Nothing is more distressing than to get a collection notice after you’ve filed bankruptcy and gotten a discharge.
You’ve taken the hard step to get a fresh start, and it appears not to have worked.
Most people assume that the collector has a right to its money. Often, they assume their lawyer must have screwed up if some creditor is still trying to collect.
Unlikely on both counts.
Far more likely that the collector is wrong. The collector now in your face probably bought the debt without any clue that you had filed bankruptcy.
Welcome to the world of distressed debt, where companies who can’t collect the money they are owed sell their rights in that debt to debt buyers.
Debt buyers pay pennies on the dollar for the debt, get little more in background on each account than a computer tape, and try to score with a few of the accounts in every batch they buy.
Defending your discharge
If this happens to you, fight back.
Your first step is to identify the creditor from whom the collector bought the debt. The name is usually found in the collection letter.
Get out your bankruptcy papers and find the schedule or mailing matrix where all your creditors were listed. Send the collector a copy of the discharge order along with a copy of the schedule showing that the creditor was included in your bankruptcy case. Point out that the outfit that sold them your debt was listed in your bankruptcy.
Send your response to the collector by a method that gets you proof that the collector received it. That’s either USPS, return receipt requested, or overnight delivery.
Keep a copy of your letter and the enclosed bankruptcy papers.
In most instances, that stops the collection. Often the collector had no idea that you had filed bankruptcy.
When debt buyer won’t stop
If a collector continues to try to collect a discharged debt, you can call in the cavalry. Or rather, the bankruptcy judge.
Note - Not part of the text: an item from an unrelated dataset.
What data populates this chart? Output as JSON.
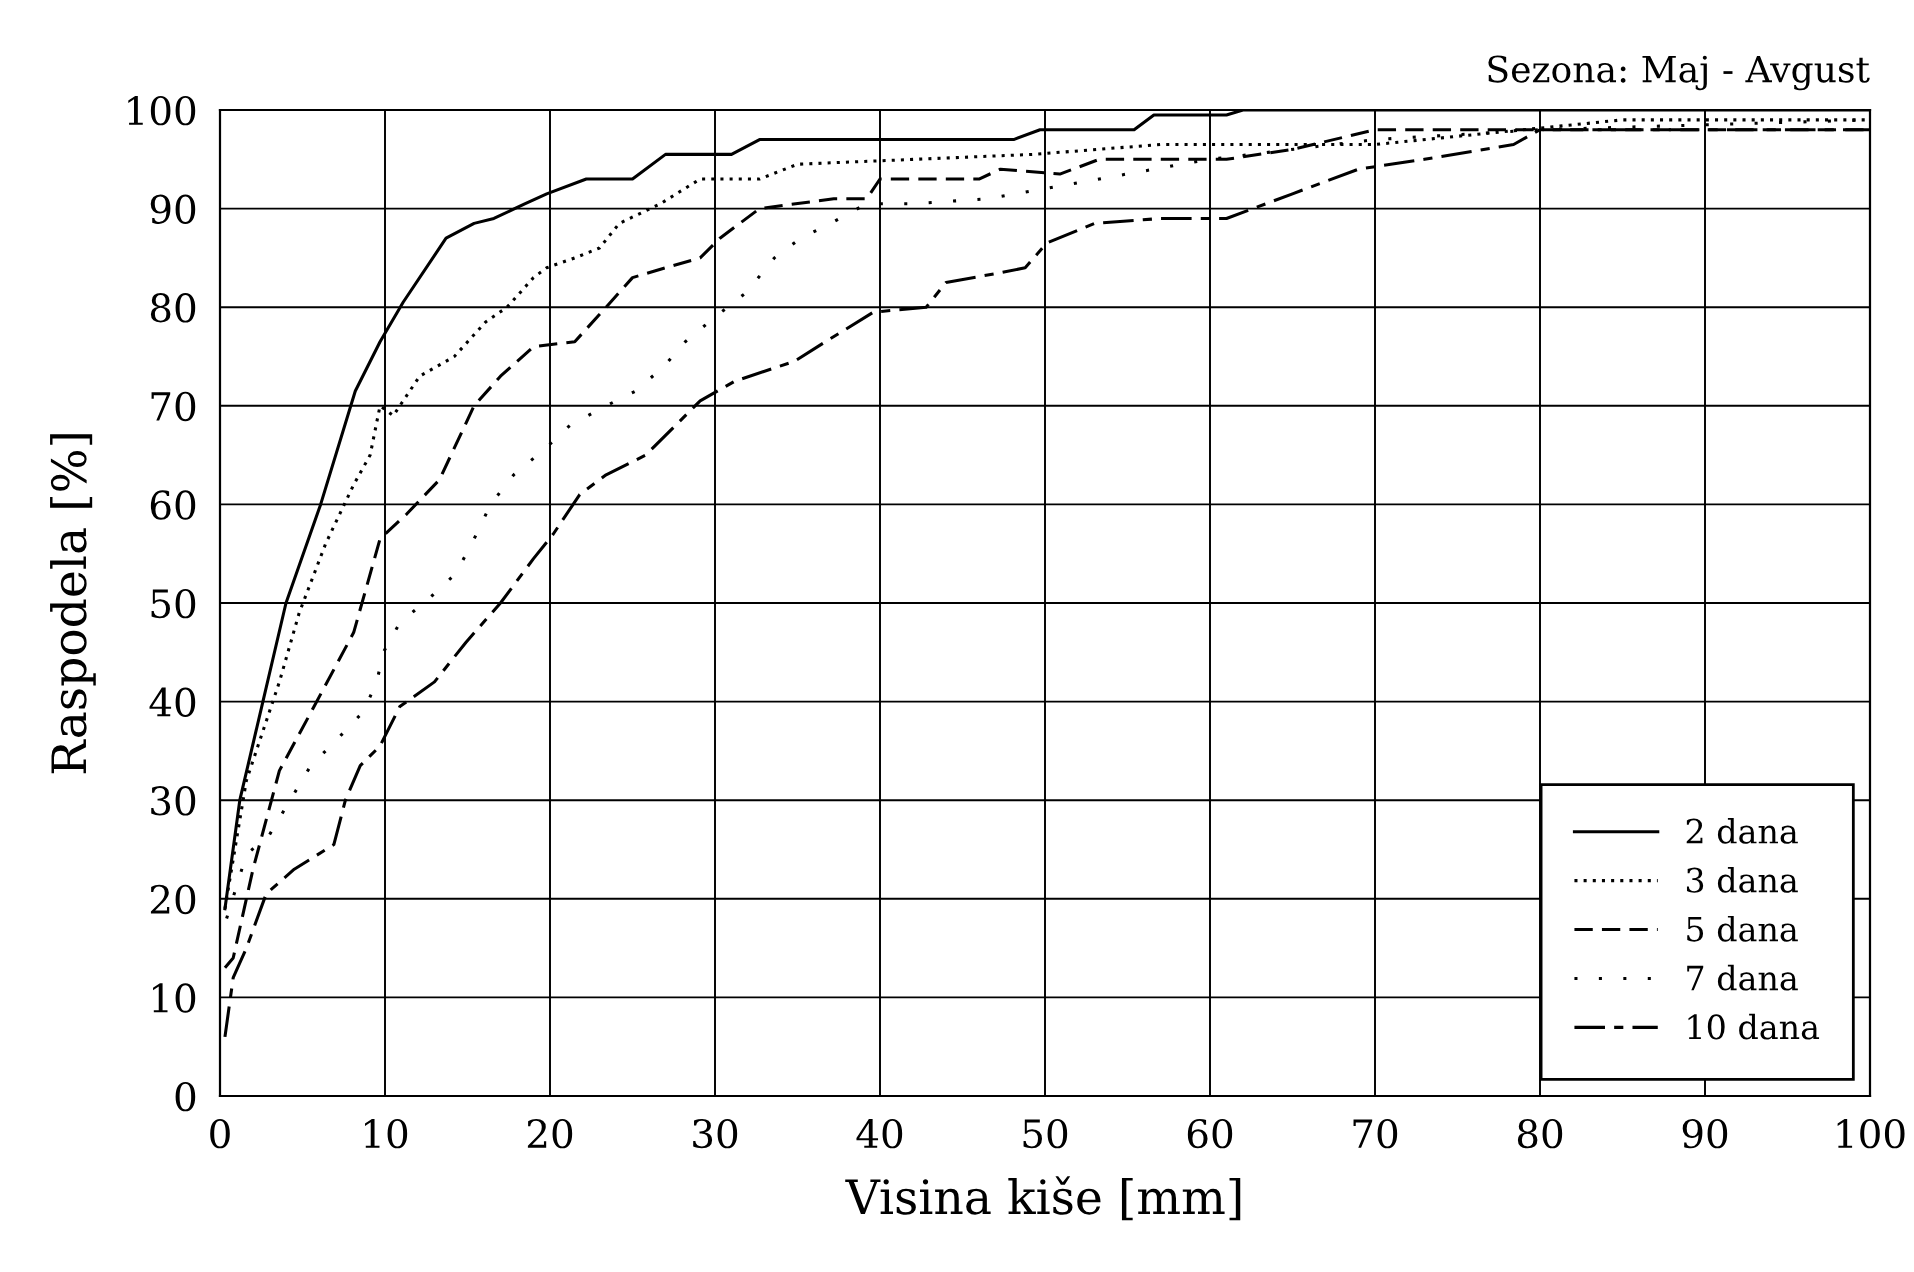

After all, it’s the discharge order of the court that the collector is disrespecting.
Most judges don’t take kindly to being blown off. And they appreciate it that you’ve tried to solve the problem yourself, with information.
So, you need to file a motion for sanctions against the collector for its violation of federal law.
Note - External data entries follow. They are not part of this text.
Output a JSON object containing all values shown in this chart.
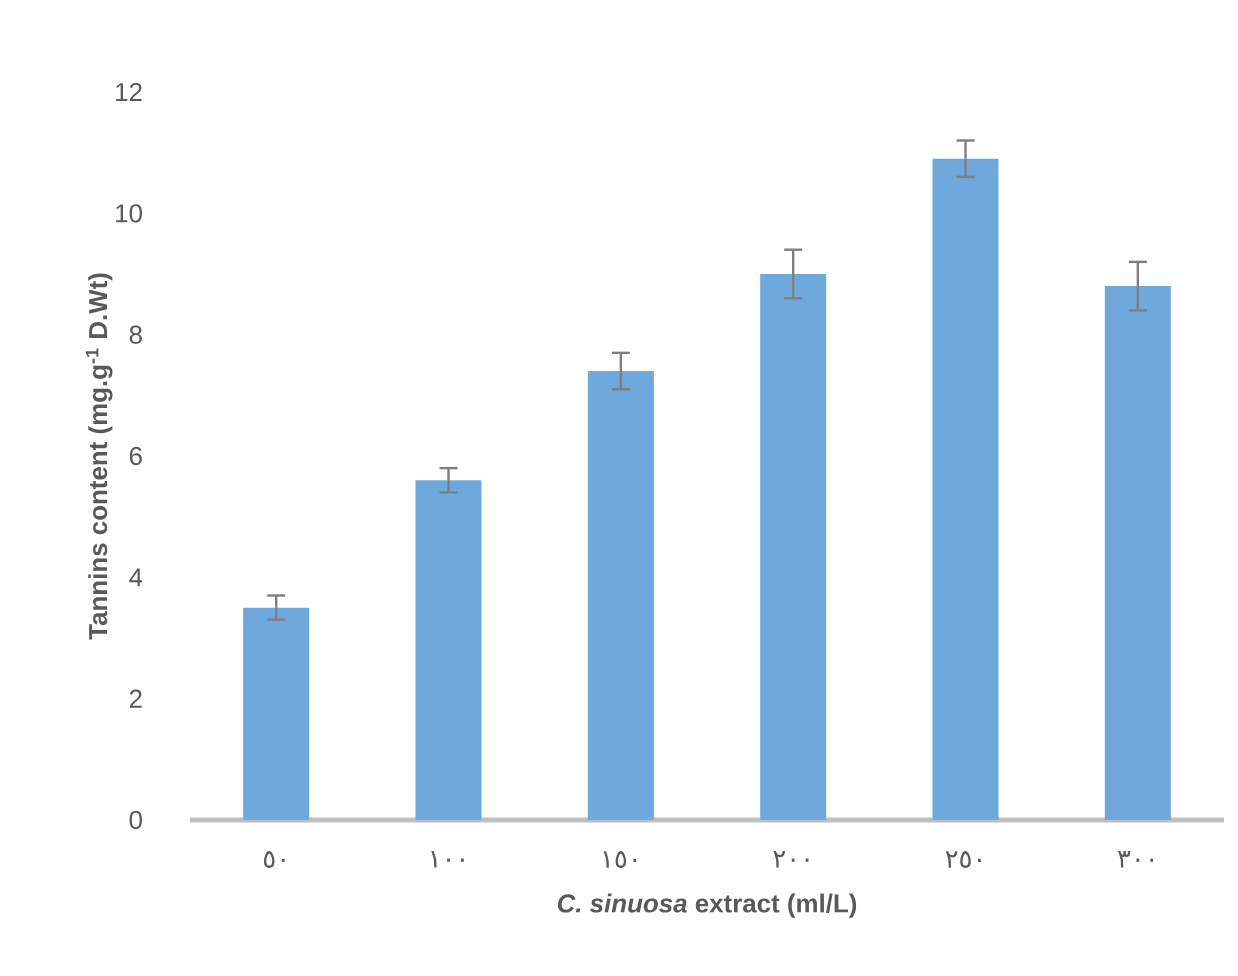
{
  "chart_data": {
    "type": "bar",
    "xlabel": "*C. sinuosa* extract (ml/L)",
    "ylabel": "Tannins content (mg.g$^{-1}$ D.Wt)",
    "categories": [
      "٥٠",
      "١٠٠",
      "١٥٠",
      "٢٠٠",
      "٢٥٠",
      "٣٠٠"
    ],
    "values": [
      3.5,
      5.6,
      7.4,
      9.0,
      10.9,
      8.8
    ],
    "errors": [
      0.2,
      0.2,
      0.3,
      0.4,
      0.3,
      0.4
    ],
    "color": "#6fa8dc",
    "ylim": [
      0,
      12
    ],
    "yticks": [
      0,
      2,
      4,
      6,
      8,
      10,
      12
    ]
  }
}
Your bankruptcy lawyer can help you do this. Or, another bankruptcy lawyer can take on the case.
Your action is filed in the court where your bankruptcy case was filed.
Once you’ve proved up your case, you are entitled to damages, including the attorneys fees required to get back into court for relief.
Setting up your case for damages
Make notes about your contacts with the offending debt collector. Keep track of any money you have to spend to fix the problem. The better record you have of the damage done by the collector, the more likely you are to be made whole in bankruptcy court.
Check your credit report to see if the discharged debt is being reported on your credit report. If so, you may have additional elements of damage.
Be proactive and get the full measure of benefit from your discharge.